2.3. Het Regionaal Tuchtcollege heeft aan zijn beslissing de volgende overwegingen ten grondslag gelegd:
“ 5. De overwegingen van het college
Het college is aan de hand van de grotendeels onweersproken gebleven feitelijke stellingen van verweerder en aan de hand van de overgelegde stukken, van oordeel dat verweerder patiënt geheel volgens de geldende professionele maatstaven heeft behandeld. Het college merkt ten overvloede nog op dat van enig verband tussen het - latere - overlijden van patiënt en het handelen van verweerder in het geheel niet is gebleken.
De klacht is daarom kennelijk ongegrond ”.
3. Vaststaande feiten en omstandigheden
3.1. Voor de beoordeling van het hoger beroep gaat het Centraal Tuchtcollege uit van de feiten en omstandigheden zoals deze zijn vastgesteld door het Regionaal Tuchtcollege en hiervoor zijn weergegeven onder 2.1.
4. Beoordeling van het hoger beroep
Procedure
4.1. In hoger beroep heeft klaagster haar klacht summier toegelicht. Dit heeft zij bij faxbericht van 23 januari 2013 kort herhaald.

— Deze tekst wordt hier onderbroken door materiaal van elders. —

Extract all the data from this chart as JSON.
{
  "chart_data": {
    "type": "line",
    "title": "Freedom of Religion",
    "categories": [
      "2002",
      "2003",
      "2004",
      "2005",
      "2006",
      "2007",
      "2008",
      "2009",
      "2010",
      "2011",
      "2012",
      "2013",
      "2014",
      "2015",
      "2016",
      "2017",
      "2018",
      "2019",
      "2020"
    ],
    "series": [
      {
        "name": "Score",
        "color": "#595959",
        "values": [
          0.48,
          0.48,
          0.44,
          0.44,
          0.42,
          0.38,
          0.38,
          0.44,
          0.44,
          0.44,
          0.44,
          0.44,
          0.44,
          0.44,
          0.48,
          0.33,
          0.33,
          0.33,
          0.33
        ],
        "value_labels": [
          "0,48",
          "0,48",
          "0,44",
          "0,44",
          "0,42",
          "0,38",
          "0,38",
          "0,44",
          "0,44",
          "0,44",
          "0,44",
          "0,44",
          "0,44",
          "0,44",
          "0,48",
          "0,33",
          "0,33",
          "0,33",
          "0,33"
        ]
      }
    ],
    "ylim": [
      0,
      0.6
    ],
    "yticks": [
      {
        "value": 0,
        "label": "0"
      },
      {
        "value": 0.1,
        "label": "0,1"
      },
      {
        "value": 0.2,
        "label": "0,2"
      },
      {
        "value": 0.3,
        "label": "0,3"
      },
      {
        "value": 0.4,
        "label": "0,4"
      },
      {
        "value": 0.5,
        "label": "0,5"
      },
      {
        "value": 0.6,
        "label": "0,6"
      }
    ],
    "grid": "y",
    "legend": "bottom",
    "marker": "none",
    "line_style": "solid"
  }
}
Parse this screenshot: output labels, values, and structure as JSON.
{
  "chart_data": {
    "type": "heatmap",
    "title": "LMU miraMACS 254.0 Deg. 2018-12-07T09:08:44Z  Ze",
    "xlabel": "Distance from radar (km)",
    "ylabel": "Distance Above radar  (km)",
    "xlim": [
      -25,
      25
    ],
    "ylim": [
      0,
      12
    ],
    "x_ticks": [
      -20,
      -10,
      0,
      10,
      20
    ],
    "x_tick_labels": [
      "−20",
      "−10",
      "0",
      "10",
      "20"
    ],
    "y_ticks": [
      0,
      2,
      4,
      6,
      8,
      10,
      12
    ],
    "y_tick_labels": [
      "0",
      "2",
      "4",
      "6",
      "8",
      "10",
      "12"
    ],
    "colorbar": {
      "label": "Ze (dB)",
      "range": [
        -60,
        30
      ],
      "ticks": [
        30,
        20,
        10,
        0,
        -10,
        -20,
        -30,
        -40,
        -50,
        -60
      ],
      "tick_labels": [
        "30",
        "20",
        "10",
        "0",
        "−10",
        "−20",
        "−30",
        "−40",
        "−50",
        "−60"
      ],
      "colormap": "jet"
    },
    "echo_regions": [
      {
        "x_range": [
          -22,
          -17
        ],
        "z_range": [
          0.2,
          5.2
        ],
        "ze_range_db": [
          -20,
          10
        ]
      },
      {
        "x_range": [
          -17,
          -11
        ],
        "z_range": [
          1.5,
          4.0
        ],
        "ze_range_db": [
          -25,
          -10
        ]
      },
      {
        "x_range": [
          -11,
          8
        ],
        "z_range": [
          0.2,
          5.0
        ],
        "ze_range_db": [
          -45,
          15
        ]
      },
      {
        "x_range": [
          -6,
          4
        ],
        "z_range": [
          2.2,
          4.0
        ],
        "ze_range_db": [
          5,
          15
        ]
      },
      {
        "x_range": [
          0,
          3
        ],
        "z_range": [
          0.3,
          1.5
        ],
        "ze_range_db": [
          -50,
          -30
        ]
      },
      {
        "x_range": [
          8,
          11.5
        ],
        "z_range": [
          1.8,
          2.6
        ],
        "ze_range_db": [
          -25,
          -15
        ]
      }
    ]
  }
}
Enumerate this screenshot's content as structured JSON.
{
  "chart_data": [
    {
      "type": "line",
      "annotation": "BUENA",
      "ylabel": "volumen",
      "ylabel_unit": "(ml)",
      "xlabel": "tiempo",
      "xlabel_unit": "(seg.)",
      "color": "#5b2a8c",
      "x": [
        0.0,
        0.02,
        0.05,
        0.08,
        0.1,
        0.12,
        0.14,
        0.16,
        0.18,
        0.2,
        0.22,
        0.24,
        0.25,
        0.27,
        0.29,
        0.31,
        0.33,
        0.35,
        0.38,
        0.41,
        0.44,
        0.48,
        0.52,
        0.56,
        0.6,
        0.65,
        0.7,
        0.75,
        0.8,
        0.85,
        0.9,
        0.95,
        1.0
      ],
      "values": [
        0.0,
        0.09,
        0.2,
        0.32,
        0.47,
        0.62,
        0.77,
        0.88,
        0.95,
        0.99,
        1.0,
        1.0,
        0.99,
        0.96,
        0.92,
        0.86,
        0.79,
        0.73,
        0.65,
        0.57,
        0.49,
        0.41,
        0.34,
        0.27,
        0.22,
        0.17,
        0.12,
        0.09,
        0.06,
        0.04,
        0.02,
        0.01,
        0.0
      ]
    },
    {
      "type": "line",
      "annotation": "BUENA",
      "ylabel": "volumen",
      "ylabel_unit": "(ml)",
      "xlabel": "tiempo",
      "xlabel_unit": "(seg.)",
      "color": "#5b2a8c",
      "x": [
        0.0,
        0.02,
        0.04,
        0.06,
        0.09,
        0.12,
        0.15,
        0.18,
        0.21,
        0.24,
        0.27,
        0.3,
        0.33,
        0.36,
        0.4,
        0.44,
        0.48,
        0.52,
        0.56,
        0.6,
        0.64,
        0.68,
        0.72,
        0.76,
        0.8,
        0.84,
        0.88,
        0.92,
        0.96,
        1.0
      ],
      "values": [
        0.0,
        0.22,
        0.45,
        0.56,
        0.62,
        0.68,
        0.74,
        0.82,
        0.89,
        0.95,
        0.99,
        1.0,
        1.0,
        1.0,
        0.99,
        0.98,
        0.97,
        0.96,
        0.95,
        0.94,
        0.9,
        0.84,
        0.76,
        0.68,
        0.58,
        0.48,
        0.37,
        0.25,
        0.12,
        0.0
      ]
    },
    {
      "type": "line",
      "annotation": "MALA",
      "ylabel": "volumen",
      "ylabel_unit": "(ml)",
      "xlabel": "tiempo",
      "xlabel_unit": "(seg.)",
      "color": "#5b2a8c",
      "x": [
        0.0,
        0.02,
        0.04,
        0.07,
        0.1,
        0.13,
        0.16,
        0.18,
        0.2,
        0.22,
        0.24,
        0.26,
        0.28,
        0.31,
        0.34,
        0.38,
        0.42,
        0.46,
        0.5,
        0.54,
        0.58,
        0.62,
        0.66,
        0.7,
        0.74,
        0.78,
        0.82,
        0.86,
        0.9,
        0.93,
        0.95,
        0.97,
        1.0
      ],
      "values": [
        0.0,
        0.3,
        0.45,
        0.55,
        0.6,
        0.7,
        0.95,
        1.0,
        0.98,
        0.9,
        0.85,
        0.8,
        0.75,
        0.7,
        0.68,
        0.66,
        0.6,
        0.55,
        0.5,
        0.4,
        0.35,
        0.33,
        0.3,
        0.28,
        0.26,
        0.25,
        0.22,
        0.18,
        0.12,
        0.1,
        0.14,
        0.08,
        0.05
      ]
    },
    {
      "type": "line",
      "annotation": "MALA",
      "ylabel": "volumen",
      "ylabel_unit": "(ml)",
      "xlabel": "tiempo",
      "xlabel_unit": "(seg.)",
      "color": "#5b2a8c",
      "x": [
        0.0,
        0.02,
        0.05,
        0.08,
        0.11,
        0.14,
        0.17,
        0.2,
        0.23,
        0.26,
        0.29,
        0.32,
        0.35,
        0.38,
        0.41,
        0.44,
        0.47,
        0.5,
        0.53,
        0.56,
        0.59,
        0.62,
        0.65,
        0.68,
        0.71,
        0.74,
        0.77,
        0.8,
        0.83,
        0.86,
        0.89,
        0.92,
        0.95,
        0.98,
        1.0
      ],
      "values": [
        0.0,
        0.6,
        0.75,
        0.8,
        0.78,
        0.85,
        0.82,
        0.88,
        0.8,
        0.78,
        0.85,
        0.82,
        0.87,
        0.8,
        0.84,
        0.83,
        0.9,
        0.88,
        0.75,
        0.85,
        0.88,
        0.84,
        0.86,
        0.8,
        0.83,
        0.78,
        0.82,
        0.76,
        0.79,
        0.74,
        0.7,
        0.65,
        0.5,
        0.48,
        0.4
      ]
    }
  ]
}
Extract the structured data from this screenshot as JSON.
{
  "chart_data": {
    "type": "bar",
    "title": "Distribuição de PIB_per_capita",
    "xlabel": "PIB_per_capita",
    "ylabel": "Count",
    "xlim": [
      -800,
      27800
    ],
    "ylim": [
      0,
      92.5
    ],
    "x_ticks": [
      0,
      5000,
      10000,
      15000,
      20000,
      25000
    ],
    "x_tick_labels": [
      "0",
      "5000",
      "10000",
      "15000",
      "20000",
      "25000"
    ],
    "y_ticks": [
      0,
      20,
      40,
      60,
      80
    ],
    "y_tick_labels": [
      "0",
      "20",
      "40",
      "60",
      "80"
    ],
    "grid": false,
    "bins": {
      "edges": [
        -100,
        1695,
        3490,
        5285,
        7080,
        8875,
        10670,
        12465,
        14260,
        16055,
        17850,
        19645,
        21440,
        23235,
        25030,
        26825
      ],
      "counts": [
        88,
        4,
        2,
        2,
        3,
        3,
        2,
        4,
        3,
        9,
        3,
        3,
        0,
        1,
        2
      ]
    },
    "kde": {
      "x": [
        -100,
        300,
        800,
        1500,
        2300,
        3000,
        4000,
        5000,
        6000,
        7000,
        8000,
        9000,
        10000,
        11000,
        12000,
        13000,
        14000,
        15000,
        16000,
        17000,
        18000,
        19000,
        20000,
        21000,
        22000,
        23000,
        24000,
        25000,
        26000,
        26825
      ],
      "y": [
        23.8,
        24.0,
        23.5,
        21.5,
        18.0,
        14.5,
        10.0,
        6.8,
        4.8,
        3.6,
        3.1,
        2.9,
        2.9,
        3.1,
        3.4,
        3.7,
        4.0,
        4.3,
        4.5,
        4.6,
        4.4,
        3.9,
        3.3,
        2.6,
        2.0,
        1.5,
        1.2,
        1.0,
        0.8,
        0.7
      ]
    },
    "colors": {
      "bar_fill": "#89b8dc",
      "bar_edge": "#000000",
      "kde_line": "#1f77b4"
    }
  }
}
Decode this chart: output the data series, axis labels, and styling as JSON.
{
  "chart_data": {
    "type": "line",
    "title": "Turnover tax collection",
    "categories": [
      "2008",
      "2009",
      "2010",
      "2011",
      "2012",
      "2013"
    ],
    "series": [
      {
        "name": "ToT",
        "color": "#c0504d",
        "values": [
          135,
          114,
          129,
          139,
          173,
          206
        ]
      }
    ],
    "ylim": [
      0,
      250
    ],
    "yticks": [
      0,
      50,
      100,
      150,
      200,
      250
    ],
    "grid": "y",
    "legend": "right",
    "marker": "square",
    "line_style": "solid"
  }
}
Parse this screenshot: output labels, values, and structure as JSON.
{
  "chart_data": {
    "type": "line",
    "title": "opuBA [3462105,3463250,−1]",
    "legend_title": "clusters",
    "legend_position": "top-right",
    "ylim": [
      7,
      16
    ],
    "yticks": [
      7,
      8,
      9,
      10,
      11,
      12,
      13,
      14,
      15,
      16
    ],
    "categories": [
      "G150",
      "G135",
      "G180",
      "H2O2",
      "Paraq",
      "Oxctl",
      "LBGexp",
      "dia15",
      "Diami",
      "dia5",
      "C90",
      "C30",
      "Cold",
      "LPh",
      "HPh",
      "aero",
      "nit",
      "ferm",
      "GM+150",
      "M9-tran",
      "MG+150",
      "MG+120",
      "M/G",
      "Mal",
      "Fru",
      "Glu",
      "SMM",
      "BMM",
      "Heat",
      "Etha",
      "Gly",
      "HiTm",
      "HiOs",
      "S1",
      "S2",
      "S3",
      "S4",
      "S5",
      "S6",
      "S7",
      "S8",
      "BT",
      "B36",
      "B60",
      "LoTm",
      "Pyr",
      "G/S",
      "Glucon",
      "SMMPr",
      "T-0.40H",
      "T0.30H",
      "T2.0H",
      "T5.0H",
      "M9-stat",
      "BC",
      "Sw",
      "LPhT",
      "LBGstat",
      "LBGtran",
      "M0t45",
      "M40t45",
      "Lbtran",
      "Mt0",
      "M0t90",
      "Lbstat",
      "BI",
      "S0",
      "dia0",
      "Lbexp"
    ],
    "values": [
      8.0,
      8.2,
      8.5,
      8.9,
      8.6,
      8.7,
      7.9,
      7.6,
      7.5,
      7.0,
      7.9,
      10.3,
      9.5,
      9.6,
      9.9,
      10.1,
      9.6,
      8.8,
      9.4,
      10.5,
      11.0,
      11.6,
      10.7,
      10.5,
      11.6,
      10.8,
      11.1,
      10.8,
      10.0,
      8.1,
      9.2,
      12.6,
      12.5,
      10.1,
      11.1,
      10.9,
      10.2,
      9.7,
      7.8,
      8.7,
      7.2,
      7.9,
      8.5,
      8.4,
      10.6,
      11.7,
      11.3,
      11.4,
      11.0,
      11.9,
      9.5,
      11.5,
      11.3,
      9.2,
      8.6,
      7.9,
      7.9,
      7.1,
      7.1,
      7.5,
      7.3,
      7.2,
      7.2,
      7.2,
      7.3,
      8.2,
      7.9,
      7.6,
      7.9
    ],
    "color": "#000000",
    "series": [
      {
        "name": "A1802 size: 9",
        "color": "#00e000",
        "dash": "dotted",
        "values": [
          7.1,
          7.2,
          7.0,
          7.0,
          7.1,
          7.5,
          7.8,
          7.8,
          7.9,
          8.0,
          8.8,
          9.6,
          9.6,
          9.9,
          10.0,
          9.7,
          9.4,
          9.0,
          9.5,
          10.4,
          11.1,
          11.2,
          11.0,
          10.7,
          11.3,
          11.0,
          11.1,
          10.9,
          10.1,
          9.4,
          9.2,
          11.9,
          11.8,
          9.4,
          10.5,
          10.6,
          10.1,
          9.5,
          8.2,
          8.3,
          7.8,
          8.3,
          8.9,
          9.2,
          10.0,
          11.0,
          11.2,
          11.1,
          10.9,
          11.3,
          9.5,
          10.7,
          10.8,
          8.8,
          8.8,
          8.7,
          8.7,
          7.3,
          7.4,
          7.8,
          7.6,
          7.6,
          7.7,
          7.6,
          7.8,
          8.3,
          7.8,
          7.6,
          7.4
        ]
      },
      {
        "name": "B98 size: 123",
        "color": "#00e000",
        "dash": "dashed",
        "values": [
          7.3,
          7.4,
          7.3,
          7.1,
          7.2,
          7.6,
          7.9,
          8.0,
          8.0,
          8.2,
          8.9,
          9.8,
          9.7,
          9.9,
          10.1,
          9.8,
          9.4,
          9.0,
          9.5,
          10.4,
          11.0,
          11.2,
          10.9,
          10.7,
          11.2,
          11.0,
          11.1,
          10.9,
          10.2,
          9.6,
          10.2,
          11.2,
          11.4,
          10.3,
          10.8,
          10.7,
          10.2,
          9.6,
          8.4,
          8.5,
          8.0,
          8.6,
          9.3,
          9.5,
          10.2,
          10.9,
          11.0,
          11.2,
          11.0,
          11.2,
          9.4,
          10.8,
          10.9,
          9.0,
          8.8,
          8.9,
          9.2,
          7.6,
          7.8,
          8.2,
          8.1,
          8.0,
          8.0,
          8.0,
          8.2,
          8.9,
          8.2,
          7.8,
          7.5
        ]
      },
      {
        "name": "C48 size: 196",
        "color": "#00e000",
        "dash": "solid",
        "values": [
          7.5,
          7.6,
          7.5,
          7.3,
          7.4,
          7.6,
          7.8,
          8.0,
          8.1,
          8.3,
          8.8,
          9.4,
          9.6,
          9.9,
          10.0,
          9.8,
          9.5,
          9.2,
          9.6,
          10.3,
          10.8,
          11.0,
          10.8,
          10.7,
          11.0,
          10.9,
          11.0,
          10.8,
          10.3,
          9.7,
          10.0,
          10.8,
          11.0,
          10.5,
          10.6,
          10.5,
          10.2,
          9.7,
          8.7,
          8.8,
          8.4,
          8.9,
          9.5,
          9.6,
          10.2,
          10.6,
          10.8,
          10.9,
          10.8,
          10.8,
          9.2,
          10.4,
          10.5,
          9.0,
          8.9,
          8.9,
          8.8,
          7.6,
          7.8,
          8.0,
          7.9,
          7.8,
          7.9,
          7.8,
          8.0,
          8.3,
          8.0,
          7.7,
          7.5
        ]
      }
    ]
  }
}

4.2. De arts heeft gemotiveerd verweer gevoerd en geconcludeerd tot verwerping van het beroep.
Beoordeling
4.3. De behandeling van de zaak in hoger beroep heeft het Centraal Tuchtcollege geen aanleiding gegeven tot de vaststelling van andere feiten en tot andere beschouwingen en beslissingen dan die van het Regionaal Tuchtcollege in eerste aanleg, zodat het beroep moet worden verworpen.
4.4. Het Centraal Tuchtcollege voegt daaraan toe dat uit het dossier en het verhandelde ter zitting is gebleken dat de arts alle zorg heeft verleend die in de gegeven omstandigheden van hem kon worden gevergd.
5. Beslissing
Het Centraal Tuchtcollege voor de Gezondheidszorg:
verwerpt het beroep.
Deze beslissing is gegeven door: mr. A.D.R.M. Boumans, voorzitter, mr. M. Wigleven en
mr. G.P.M. van den Dungen, leden-juristen en drs. A.C.L. Allertz en drs. F.M.M. van Exter, leden-beroepsgenoten en mr. B.J. Broekema-Engelen, secretaris, en uitgesproken ter openbare zitting van 26 maart 2013. Voorzitter w.g. Secretaris w.g.